Benchmarking of Artificial Intelligence and Radiologists for Indeterminate Lung Nodule Malignancy Risk Estimation on Screening CT: Results of the LUNA25 Challenge
Author Block: D. Peeters1, B. Obreja1, N. Antonissen1, Z. Saghir2, U. Pastorino3, G. De Bock4, R. Vliegenthart4, M. Prokop1, C. Jacobs1; 1Nijmegen/NL, 2Hellerup/DK, 3Milan/IT, 4Groningen/NL
Purpose: Accurate risk classification of indeterminate (5-15mm) lung nodules can reduce unnecessary follow-up in lung cancer screening. AI may assist in risk classification, however, benchmarking studies are limited. Here, we present the results of the LUNA25 challenge, a public competition that evaluates AI and radiologist performance for malignancy risk estimation of indeterminate nodules at screening CT.
Methods or Background: LUNA25 consists of an AI study and a reader study. For AI development, participants had access to a public dataset of 4069 CT scans from the National Lung Cancer Screening Trial (NLST), with 555 malignant and 5608 benign nodules. AI evaluation was performed on an external test set with 156 malignant and 312 benign indeterminate solid and part-solid nodules from baseline scans of the Danish (DLCST), Dutch-Belgian (NELSON), and Italian (MILD) lung cancer screening trials. For the reader study, radiologists assessed 300 nodules from the test set, assigning each a malignancy risk score (0–100) and management recommendation (low, intermediate, or high-risk). Performance was compared using area under the ROC curve (AUC), sensitivity, and specificity.
Results or Findings: On the subset of 300 nodules, the top-performing AI system showed a statistically superior AUC of 0.78 (95% CI :0.73-0.84, p<0.001) in comparison to the average AUC of 75 readers with an AUC of 0.69 (95% CI :0.64-0.74). At the ≥ indeterminate risk threshold, the AI correctly classified 12% more malignant cases at matched specificity, and 20% fewer false-positives at matched sensitivity.
Conclusion: The top-performing AI system demonstrated statistically significant superior performance compared to the average radiologist in estimating malignancy risk for indeterminate lung nodules detected on screening CT, highlighting its potential use as a decision-support tool.

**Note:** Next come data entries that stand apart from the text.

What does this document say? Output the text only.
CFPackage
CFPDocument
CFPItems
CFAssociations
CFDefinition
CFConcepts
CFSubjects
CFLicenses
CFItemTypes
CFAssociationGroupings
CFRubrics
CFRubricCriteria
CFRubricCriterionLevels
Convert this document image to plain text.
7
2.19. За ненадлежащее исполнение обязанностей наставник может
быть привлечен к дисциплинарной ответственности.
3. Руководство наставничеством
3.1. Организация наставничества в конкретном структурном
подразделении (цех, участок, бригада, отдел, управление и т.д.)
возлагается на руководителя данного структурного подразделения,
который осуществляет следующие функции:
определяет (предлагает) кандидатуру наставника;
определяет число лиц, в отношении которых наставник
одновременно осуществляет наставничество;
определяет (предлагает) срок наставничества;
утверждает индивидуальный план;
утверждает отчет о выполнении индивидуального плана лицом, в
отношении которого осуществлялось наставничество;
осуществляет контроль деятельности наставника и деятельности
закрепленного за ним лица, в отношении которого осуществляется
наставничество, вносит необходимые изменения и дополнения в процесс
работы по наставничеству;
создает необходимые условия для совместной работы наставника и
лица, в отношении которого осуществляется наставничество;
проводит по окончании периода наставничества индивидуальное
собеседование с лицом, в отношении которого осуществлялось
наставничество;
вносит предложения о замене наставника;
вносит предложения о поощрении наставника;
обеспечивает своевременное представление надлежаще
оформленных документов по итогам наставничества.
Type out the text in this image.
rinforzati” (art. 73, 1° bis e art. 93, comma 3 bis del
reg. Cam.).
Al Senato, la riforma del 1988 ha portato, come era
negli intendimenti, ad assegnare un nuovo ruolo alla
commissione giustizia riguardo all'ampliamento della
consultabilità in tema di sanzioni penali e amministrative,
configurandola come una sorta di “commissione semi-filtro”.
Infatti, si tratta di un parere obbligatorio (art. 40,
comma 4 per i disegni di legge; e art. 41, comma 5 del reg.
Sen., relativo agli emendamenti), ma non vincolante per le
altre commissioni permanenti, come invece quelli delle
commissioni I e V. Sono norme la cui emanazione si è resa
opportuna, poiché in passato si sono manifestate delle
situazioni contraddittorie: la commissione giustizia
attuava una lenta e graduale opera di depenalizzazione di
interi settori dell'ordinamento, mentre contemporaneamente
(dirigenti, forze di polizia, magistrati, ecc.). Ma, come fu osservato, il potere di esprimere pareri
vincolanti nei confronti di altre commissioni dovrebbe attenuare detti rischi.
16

Limitations: LUNA25 only benchmarks AI’s stand-alone performance and does not address workflow integration or radiologist-AI interaction.
Funding for this study: This work was supported by a public-private research projectwith funding from the Dutch Research Council (NWO), the Dutch Ministry of Economic Affairs, and MeVis Medical Solutions (Bremen, Germany), as well as by a public-private project with funding from the Dutch Cancer Society (KWF Kankerbestrijding, project number 9037) and Siemens Healthineers, as well a project with funding from the Dutch Cancer Society (KWF Kankerbestrijding, project number 14113).
Has your study been approved by an ethics committee? Yes
Ethics committee - additional information: Ethical approval for the training set was granted with the NLST trial receiving institutional review board approval at all 33 centers participating in the trial. In addition, informed consent was provided by all participants involved in the trial. Access to this dataset was granted through the National Cancer Institute's Cancer Data Access System (CDAS) under project number NLST-74, NLST-111, NLST-164 and NLST-267.
Ethical approvals for the testing set were obtained from the Ethics Committee of Copenhagen County (DLCST), the institutional review board of Fondazione IRCCS Istituto Nazionale Tumori di Milano (MILD), and the Dutch Minister of Health with support from the Dutch Health Council (NELSON), along with authorization from the Ethical Boards of participating centres.